IP/01/806
Brussel, 7 juni 2001
Commissie verzet zich niet tegen de voortzetting van de
Kanaalferrydiensten van P&O Stena Line
De Europese Commissie heeft de gemeenschappelijke onderneming P&O
Stena Line een zesjarige vrijstelling van de concurrentieregels van de
Europese Unie verleend om de exploitatie van een Kanaalferrydienst
voor passagiers en vracht voort te zetten. De gemeenschappelijke
onderneming P&O Stena Line kreeg in januari 1999 een eerste korte
vrijstelling. Het recente onderzoek van de Commissie heeft geen grote
marktveranderingen laten zien op grond waarvan het Britse P&O en Stena
Line Ltd, een dochteronderneming van het Zweedse P&O Stena Line AB,
verplicht zouden kunnen worden hun alliantie te verbreken. Tijdens de
vrijstellingsperiode, die tot 7 maart 2007 loopt, zal de Commissie de
marktontwikkelingen van nabij volgen, in nauw contact met de
consumentenorganisaties en de nationale autoriteiten.

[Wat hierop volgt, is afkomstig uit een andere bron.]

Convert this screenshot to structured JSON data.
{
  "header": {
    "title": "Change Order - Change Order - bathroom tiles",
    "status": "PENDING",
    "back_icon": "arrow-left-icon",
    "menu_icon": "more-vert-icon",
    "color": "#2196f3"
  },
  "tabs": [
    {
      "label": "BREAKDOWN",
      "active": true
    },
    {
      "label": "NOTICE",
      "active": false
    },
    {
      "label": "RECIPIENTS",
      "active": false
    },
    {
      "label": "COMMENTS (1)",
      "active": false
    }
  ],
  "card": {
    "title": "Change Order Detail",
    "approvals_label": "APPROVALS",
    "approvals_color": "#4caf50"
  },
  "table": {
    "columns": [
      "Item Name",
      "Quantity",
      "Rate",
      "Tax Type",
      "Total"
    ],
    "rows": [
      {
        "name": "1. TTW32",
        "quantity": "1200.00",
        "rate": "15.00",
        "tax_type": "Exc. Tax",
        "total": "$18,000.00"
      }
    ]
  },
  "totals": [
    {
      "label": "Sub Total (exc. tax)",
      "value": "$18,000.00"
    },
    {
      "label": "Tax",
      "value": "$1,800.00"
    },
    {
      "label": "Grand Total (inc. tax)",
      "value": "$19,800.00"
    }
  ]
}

Op 22 december 2000 verzochten P&O Stena Line en haar
moedermaatschappijen, Peninsular and Oriental Staeam Navigation Co en
P&O Stena Line Ltd, om een verlenging van de vrijstelling uit hoofde
van artikel 81, lid 3 van het EG-Verdrag, dat de Commissie in staat
stelt om op het eerste zicht concurrentiebeperkende overeenkomsten en
praktijken die bijdragen tot een verbetering van de productie of het
aanbod van diensten, waarbij de consumenten eerlijk mee profiteren van
de voordelen, vrij te stellen. De partijen verzochten om een
vrijstelling tot 2020.
Na een zorgvuldige analyse en de raadpleging van derden, concludeerde
de Commissie dat er geen belangrijke veranderingen op de markt waren
opgetreden op grond waarvan een verlenging, die weliswaar beperkt is,
van de vrijstelling zou kunnen worden geweigerd.
P&O Stena Line heeft te kampen gehad met concurrentie van zowel
Eurotunnel, Sea France, Hoverspeed als, meer recentelijk, NorfolkLine.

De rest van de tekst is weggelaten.